In my work as a psychiatrist, I often meet people who feel overwhelmed by the idea of improving their health. They believe it requires a complete lifestyle overhaul. In reality, this is not the case, with research increasingly showing that even very small changes can make a meaningful difference to well-being.
A major international study published in The Lancet has found that as little as five extra minutes of moderate-to-vigorous physical activity a day could prevent up to 1 in 10 early deaths.
The study analyzed device-measured physical activity data from more than 135,000 adults across Europe and the United States. Researchers found that small, achievable changes in daily movement, such as brisk walking or climbing stairs, can have a profound impact on population health, particularly among the least active people.
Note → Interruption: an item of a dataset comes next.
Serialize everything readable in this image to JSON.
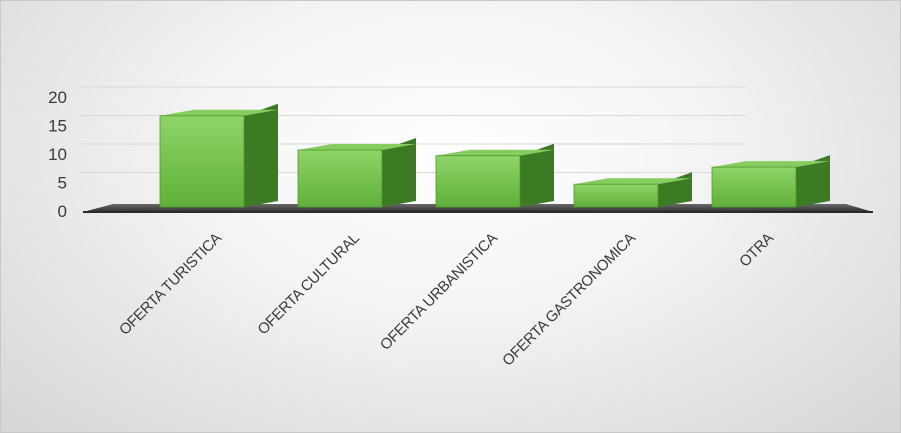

Additionally, the researchers found that reducing sedentary time by 30 minutes a day, such as sitting less at work or at home, could prevent 3 percent of deaths in high-risk individuals and more than 7 percent of deaths at a population level.
Rethinking public health advice
Physical inactivity has a profound impact on population health, estimated to cause as much as 7 to 9 percent of global mortality, so it is an issue we need to address as a society.
The largest benefits seen in the study were when people moved from doing almost no activity to doing just a little more. Gains plateaued at higher levels of activity, reinforcing the message that the biggest health returns come from helping underactive people move more.
The challenge is how to encourage people to move more without making the goal feel overwhelming. This study suggests that public health messaging should emphasise progress over perfection—something I strongly support. Small, realistic increases in movement can save lives, especially among those who are least active.
Mental health benefits of physical activity
While the study focused on physical health outcomes, physical activity is known to deliver powerful mental health benefits too.
A reduction in sedentary time and an increase in physical activity improve mental health in many ways. It can help people sleep better, reduce fatigue, improve body image and mood, and has a direct effect on the brain that can help alleviate depression, possibly through impacting inflammatory cascades. Furthermore, exercise increases cerebral and peripheral circulation, which supports overall health. There’s also growing evidence that higher levels of physical activity in midlife and later life are associated with a lower risk of developing dementia.
Importantly, activity must be practical and fit into daily life. Simple changes, such as getting off public transport one stop early and walking the rest of the way, taking the stairs, or doing short bursts that get you a bit puffed, are often more sustainable than ambitious gym plans. Even 20 minutes, three times a week, can make a real difference. Of course, gyms have their place: Some people may find them intimidating, but they can provide an opportunity for improving social connection, which has its own benefits.
Certain programs, like the Optimal Health Program (OHP) from Clarity Health Care, focus on setting realistic goals and building change gradually. These evidence-based well-being programs put self-management and empowerment at the center of care, supporting participants to move towards improved well-being.
The encouraging message from this research is that meaningful change often begins with very small actions, and that empowering people to take small steps can lead to positive physical and mental health outcomes.